Personal information
- Full name: Robert Howard Vance
- Born: 31 March 1955 (age 71) Wellington, New Zealand
- Batting: Right-handed
- Bowling: Right arm off break
- Role: Wicket-keeper
- Relations: Bob Vance (father)

International information
- National side: New Zealand (1988–1989);
- Test debut (cap 166): 30 March 1988 v England
- Last Test: 24 November 1989 v Australia
- ODI debut (cap 63): 16 March 1988 v England
- Last ODI: 8 March 1989 v Pakistan

Career statistics
| Competition | Test | ODI | FC | LA |
| Matches | 4 | 8 | 135 | 78 |
| Runs scored | 207 | 248 | 6,955 | 1,607 |
| Batting average | 29.57 | 31.00 | 32.80 | 22.31 |
| 100s/50s | 0/1 | 0/1 | 12/36 | 1/11 |
| Top score | 68 | 96 | 254* | 106 |
| Balls bowled | – | – | 266 | – |
| Wickets | – | – | 4 | – |
| Bowling average | – | – | 58.00 | – |
| 5 wickets in innings | – | – | 0 | – |
| 10 wickets in match | – | – | 0 | – |
| Best bowling | – | – | 2/18 | – |
| Catches/stumpings | 0/– | 4/– | 150/4 | 33/1 |
- Source: Cricinfo, 4 May 2017

= Robert Vance (cricketer) =

New Zealand cricketer

Robert Howard Vance (born 31 March 1955) is a former New Zealand cricketer. He played in four Test matches and eight One Day Internationals for New Zealand.

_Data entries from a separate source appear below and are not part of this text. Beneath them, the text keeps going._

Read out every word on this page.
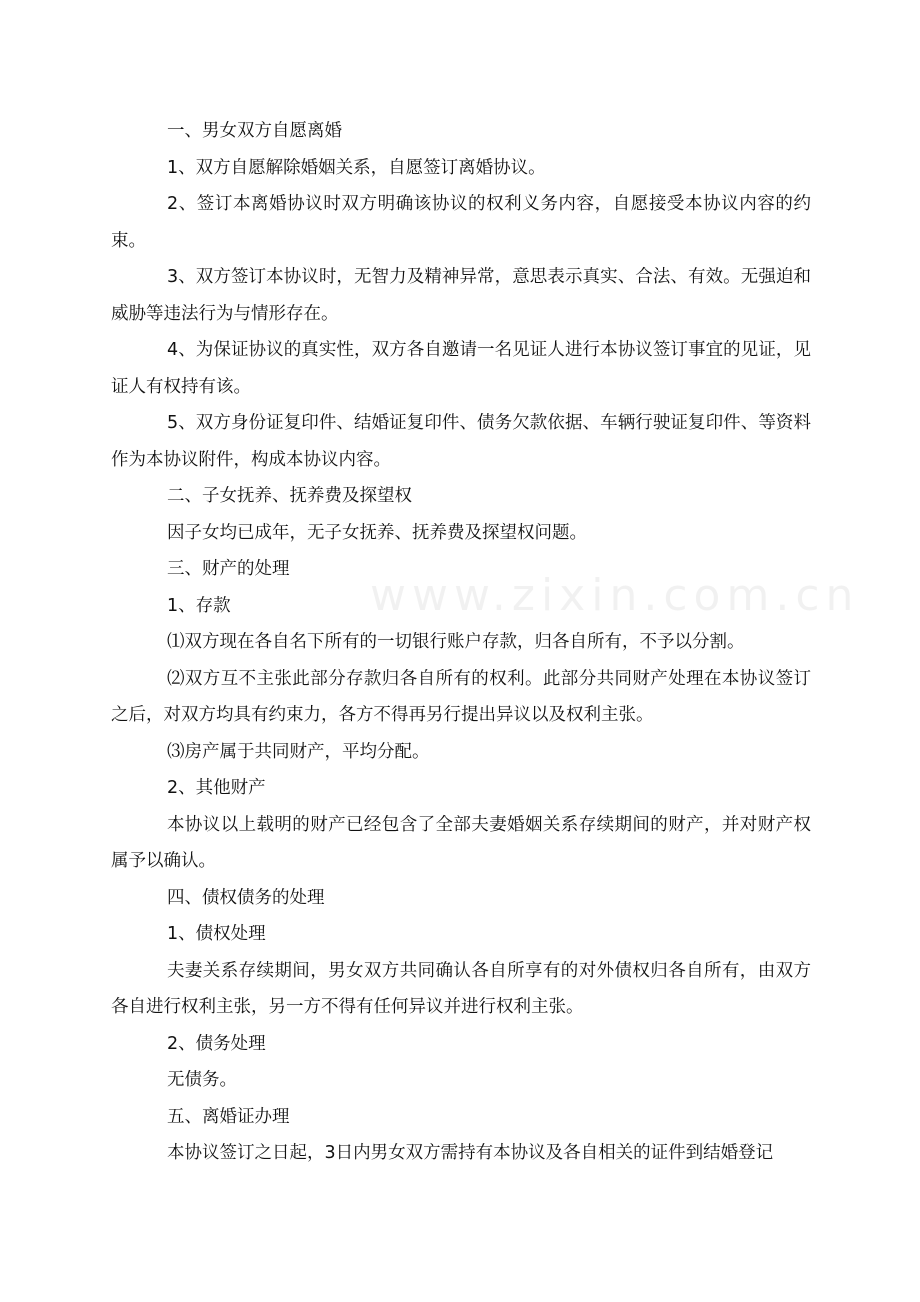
www.zixin.com.cn

一、男女双方自愿离婚

1、双方自愿解除婚姻关系，自愿签订离婚协议。

2、签订本离婚协议时双方明确该协议的权利义务内容，自愿接受本协议内容的约束。

3、双方签订本协议时，无智力及精神异常，意思表示真实、合法、有效。无强迫和威胁等违法行为与情形存在。

4、为保证协议的真实性，双方各自邀请一名见证人进行本协议签订事宜的见证，见证人有权持有该。

5、双方身份证复印件、结婚证复印件、债务欠款依据、车辆行驶证复印件、等资料作为本协议附件，构成本协议内容。

二、子女抚养、抚养费及探望权

因子女均已成年，无子女抚养、抚养费及探望权问题。

三、财产的处理

1、存款

⑴双方现在各自名下所有的一切银行账户存款，归各自所有，不予以分割。

⑵双方互不主张此部分存款归各自所有的权利。此部分共同财产处理在本协议签订之后，对双方均具有约束力，各方不得再另行提出异议以及权利主张。

⑶房产属于共同财产，平均分配。

2、其他财产

本协议以上载明的财产已经包含了全部夫妻婚姻关系存续期间的财产，并对财产权属予以确认。

四、债权债务的处理

1、债权处理

夫妻关系存续期间，男女双方共同确认各自所享有的对外债权归各自所有，由双方各自进行权利主张，另一方不得有任何异议并进行权利主张。

2、债务处理

无债务。

五、离婚证办理

本协议签订之日起，3日内男女双方需持有本协议及各自相关的证件到结婚登记
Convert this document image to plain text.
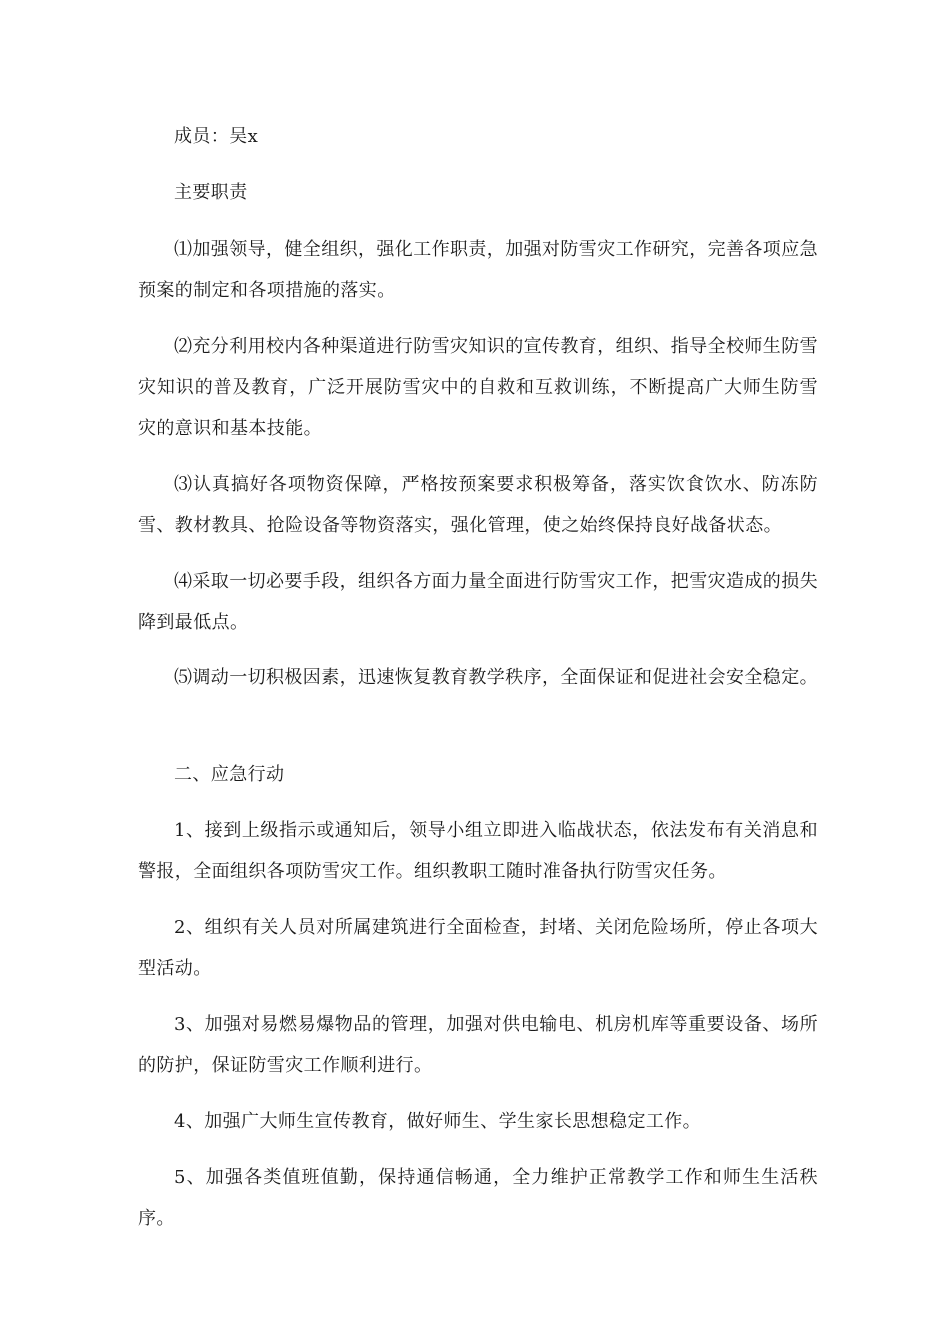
成员：吴x

主要职责

⑴加强领导，健全组织，强化工作职责，加强对防雪灾工作研究，完善各项应急预案的制定和各项措施的落实。

⑵充分利用校内各种渠道进行防雪灾知识的宣传教育，组织、指导全校师生防雪灾知识的普及教育，广泛开展防雪灾中的自救和互救训练，不断提高广大师生防雪灾的意识和基本技能。

⑶认真搞好各项物资保障，严格按预案要求积极筹备，落实饮食饮水、防冻防雪、教材教具、抢险设备等物资落实，强化管理，使之始终保持良好战备状态。

⑷采取一切必要手段，组织各方面力量全面进行防雪灾工作，把雪灾造成的损失降到最低点。

⑸调动一切积极因素，迅速恢复教育教学秩序，全面保证和促进社会安全稳定。

二、应急行动

1、接到上级指示或通知后，领导小组立即进入临战状态，依法发布有关消息和警报，全面组织各项防雪灾工作。组织教职工随时准备执行防雪灾任务。

2、组织有关人员对所属建筑进行全面检查，封堵、关闭危险场所，停止各项大型活动。

3、加强对易燃易爆物品的管理，加强对供电输电、机房机库等重要设备、场所的防护，保证防雪灾工作顺利进行。

4、加强广大师生宣传教育，做好师生、学生家长思想稳定工作。

5、加强各类值班值勤，保持通信畅通，全力维护正常教学工作和师生生活秩序。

Vance was born into a cricketing family; his father, Bob Vance, was for many years a part of the Wellington team and a long-term chairman of NZ Cricket.

==Domestic career==
Vance first played for Wellington in the 1976–77 season and for four of the next five seasons was the Wellington wicket-keeper before beginning to concentrate on his batting. After establishing himself as a specialist batsman he became one of the most prolific batsmen in New Zealand domestic cricket through the 1980s

Vance was in his twelfth season of first-class cricket and thirty-two years old when finally called up to the New Zealand Test team in the New Zealand summer of 1987–88. That season he scored 638 runs for Wellington at an average of 79.75 and including three centuries. This was followed up the next season with 888 runs at an average of 80.72 including four centuries – a performance which saw him again included in the Test team.

Statistically, Vance's main claim to fame is deliberately conceding, on the instructions of his captain, a record 77 runs in a single over in 1990.